Слова Мегудина немного приободрили Хавкина. Ему нередко приходилось читать в газетах заметки и очерки о тяжелораненых и инвалидах, которые успешно трудятся в колхозах.
После недолгих раздумий Хавкин написал заявление в райком партии с просьбой направить его на работу в колхоз. Когда его вызвали в райком, он увидел там многих бывших фронтовиков, но ни одного тяжелораненого, да еще на костылях, не встретил. Поэтому инструктор, который должен был беседовать с ним, удивленно взглянув на него, спросил:
— Вы по какому делу, товарищ?
— У вас должно быть мое заявление…
— Какое заявление? — с недоумением перебил его инструктор. — О чем?
— О направлении меня на работу в колхоз.
— Вы сейчас где-то работаете или на инвалидности?
— Работаю на производстве, но…
— Стало быть, эта работа вас чем-то не устраивает?
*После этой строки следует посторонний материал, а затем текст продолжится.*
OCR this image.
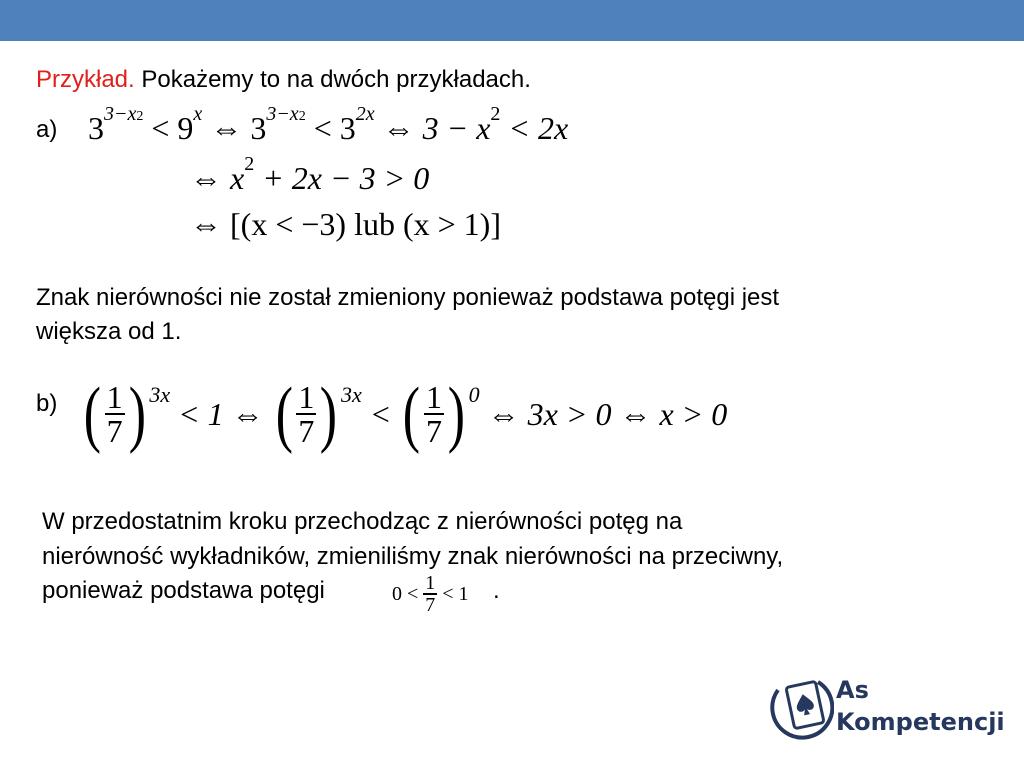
Przykład. Pokażemy to na dwóch przykładach.
a) $3^{3-x2} < 9^x$ ⇔ $3^{3-x2} < 3^{2x}$ ⇔ $3 - x^2 < 2x$
⇔ $x^2 + 2x - 3 > 0$
⇔ [(x < −3) lub (x > 1)]
Znak nierówności nie został zmieniony ponieważ podstawa potęgi jest
większa od 1.
b) ( $\frac{1}{7}$ ) 3x
< 1 ⇔ ( $\frac{1}{7}$ ) 3x
< ( $\frac{1}{7}$ ) 0
⇔ 3x > 0 ⇔ x > 0
W przedostatnim kroku przechodząc z nierówności potęg na
nierówność wykładników, zmieniliśmy znak nierówności na przeciwny,
ponieważ podstawa potęgi	0 <
$\frac{1}{7}$
< 1 .
As
Kompetencji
До Хавкина наконец дошло, что инструктор никак не может понять, как это он, калека на костылях, решился покинуть город и поехать на работу в деревню.
— Поверьте, я только прошу, чтобы меня направили в колхоз; я знаю, что принесу там больше пользы. Мне никакая работа в деревне не страшна, — с твердостью в голосе заявил Хавкин.